I am seriously wondering if the motivation for this is the Tories trying to scrape some cash together to fund tax cuts to try to buy votes in the next GE. I seriously hope not, but I fear it is exactly that.
 
why add future capacity to a line that currently doens't need it when you could be adding capacity to lines that badly need it now?. the priorities are all wrong.

And if its freight capacity that is needed, why not add dedicated freight lines that dont necessarily need the high speed elements so could go very different and cheaper routes? that take freight off of the passenger lines?

As I say though, I've used this line for 30 odd years. and one observation i'll make is the vast majority of passengers from London->Manchester / London->Liverpool dont get on at London and finish at the termination point. the get on later or off earlier. something HS2 doesn't address. its not the solution to the problem and money that could be getting spent on projects that need it now.
Whether yours are valid points or not, that debate was had before they decided to go ahead with it and your side of the argument lost. I am not saying you're wrong - you may well be right - but what we cannot keep doing is start projects, spend fucking humungous amounts of money, and then cancel the thing pissing all that money down the pan.

This is why I hate governments of every colour. Fucking useless incompetent morons, the lot of them. How much did we piss down the pan on the NHS national program to put all patient records on a dirty great big database? £13bn IIRC and the taxpayer got absolutely fuck all in return because we just binned it having delivered nothing.
 
Technically Crossrail was much more challenging. Tunnelling across parts of London, lots of very complex interfaces to manage etc. HS2 was needlessly made more complicated than was necessary due to the route being designed by committee. Lots of limitations were imposed by politicians due to pressure from voters and nimbys in the home counties so that they didnt lose votes.

The french pretty much draw a line and build the railway we fuck about for ages trying to satisfy every individual.

If they do cancel it, I would hope that the money is ring fenced for the north, as once again we've been short changed after being promised the so called Northern Powerhouse which now seems dead in the water.
Cancel and give the councils the cash
 
Whether yours are valid points or not, that debate was had before they decided to go ahead with it and your side of the argument lost. I am not saying you're wrong - you may well be right - but what we cannot keep doing is start projects, spend fucking humungous amounts of money, and then cancel the thing pissing all that money down the pan.

This is why I hate governments of every colour. Fucking useless incompetent morons, the lot of them. How much did we piss down the pan on the NHS national program to put all patient records on a dirty great big database? £13bn IIRC and the taxpayer got absolutely fuck all in return because we just binned it having delivered nothing.

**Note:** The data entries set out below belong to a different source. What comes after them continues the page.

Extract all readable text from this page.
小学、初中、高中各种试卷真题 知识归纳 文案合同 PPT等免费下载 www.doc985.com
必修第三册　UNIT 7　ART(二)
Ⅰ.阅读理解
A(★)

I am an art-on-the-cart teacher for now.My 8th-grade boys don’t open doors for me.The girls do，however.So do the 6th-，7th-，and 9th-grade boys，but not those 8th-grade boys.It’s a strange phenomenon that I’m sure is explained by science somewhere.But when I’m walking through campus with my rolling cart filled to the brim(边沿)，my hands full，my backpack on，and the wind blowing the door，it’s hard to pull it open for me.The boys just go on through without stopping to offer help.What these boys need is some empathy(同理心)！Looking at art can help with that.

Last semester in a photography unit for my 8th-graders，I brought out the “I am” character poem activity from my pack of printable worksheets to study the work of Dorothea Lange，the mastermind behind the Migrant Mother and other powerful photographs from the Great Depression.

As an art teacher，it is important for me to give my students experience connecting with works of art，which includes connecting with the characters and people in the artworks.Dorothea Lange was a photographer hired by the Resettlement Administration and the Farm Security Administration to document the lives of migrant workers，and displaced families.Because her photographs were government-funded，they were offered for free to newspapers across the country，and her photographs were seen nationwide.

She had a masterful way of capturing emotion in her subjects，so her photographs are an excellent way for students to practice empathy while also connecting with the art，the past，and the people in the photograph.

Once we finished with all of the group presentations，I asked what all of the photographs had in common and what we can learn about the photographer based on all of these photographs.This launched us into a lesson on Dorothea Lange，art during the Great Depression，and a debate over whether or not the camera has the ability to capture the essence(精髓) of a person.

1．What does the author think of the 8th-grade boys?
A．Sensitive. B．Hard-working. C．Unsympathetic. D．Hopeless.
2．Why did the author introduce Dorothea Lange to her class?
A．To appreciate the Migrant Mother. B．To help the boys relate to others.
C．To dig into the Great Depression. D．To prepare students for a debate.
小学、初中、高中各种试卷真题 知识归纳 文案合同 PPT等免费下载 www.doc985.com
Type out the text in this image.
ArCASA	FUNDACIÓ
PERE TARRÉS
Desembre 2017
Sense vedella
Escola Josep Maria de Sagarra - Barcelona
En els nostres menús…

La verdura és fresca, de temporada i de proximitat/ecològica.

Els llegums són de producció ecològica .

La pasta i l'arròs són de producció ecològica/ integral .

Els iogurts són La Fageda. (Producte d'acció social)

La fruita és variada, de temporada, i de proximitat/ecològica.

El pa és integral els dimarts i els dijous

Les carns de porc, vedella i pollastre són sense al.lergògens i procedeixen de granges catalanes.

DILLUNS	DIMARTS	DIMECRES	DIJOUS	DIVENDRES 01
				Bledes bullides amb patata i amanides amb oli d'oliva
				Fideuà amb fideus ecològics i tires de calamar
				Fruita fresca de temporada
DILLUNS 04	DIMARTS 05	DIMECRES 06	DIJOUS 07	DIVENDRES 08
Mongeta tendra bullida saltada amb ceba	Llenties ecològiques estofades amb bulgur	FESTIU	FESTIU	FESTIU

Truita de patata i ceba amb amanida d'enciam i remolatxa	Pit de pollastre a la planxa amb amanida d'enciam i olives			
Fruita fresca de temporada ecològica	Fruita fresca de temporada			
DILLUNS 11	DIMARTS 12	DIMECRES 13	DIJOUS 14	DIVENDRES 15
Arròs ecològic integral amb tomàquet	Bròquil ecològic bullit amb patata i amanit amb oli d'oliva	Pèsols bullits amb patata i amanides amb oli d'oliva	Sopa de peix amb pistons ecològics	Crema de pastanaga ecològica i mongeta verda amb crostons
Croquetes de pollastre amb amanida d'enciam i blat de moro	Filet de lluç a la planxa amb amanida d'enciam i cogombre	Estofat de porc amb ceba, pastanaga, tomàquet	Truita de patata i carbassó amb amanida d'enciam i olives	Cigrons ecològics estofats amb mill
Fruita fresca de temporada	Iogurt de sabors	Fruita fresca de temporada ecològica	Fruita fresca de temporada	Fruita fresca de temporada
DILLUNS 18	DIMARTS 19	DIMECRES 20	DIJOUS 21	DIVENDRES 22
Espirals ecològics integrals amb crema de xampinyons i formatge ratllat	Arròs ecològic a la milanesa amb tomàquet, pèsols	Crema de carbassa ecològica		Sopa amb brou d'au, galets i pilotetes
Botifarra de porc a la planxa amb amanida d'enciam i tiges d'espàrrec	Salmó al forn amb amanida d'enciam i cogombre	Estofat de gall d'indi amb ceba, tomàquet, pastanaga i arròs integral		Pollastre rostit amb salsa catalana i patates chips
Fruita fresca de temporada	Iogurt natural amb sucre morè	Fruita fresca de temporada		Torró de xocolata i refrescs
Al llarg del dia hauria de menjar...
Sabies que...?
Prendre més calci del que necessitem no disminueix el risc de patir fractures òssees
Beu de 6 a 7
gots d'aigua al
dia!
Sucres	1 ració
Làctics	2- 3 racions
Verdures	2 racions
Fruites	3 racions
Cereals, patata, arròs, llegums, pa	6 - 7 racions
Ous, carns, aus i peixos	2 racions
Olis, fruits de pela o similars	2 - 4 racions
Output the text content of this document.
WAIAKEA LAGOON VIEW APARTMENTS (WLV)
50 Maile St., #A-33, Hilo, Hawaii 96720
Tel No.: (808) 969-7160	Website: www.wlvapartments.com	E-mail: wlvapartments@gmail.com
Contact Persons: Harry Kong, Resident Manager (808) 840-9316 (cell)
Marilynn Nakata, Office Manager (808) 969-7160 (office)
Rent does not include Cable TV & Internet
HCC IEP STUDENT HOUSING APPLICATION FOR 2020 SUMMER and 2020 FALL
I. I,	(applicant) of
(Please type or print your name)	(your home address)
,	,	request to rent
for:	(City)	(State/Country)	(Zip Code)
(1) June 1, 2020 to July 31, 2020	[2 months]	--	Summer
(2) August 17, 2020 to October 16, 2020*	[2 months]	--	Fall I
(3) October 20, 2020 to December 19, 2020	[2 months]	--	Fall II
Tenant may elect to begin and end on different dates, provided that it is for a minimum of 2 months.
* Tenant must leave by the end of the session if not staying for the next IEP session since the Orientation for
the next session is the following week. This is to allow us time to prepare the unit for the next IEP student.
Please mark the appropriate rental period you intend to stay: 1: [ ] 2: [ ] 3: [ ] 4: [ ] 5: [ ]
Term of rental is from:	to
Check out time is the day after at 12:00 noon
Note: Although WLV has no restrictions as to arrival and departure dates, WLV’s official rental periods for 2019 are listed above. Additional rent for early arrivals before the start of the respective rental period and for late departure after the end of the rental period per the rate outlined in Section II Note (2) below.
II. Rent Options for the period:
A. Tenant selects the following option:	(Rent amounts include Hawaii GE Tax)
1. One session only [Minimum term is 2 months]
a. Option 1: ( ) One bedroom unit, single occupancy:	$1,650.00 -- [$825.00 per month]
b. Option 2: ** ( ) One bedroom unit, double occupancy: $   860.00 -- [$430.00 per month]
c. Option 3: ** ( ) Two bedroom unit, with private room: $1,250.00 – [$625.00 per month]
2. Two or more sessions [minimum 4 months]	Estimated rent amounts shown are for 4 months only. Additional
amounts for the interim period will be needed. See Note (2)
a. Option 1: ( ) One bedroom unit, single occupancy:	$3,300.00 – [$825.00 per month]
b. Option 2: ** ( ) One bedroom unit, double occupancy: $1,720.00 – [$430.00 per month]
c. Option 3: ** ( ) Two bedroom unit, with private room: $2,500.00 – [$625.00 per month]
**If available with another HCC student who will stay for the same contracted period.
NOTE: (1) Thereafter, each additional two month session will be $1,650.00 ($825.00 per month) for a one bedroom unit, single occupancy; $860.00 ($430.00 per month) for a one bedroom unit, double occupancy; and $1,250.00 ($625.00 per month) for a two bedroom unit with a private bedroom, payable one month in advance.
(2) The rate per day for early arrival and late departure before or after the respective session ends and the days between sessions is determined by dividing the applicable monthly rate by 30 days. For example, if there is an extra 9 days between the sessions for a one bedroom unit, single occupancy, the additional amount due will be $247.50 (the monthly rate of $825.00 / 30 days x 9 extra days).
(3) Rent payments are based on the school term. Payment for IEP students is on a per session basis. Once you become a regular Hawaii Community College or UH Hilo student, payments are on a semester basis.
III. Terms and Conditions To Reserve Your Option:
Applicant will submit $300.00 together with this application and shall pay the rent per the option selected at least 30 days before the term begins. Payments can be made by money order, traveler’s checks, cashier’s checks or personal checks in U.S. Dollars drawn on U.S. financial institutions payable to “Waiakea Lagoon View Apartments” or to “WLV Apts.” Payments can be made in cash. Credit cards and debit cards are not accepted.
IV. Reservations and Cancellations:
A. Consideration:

I very much doubt the public had much, if any, influence at all on the decision ( past voting who got in to power ) so the idea of a winning or losing argument isnt really a thing.

Agreed that abandoning projects is a bad move but then so is cost cutting half way through and changing the goal posts, HS2 in its current form would be horrible for Manchester, In its original form of underground would have been fine.

But yes, my points are pretty moot to be honest based on being against HS2 rather than trying to make it work after pissing billions in the wind already.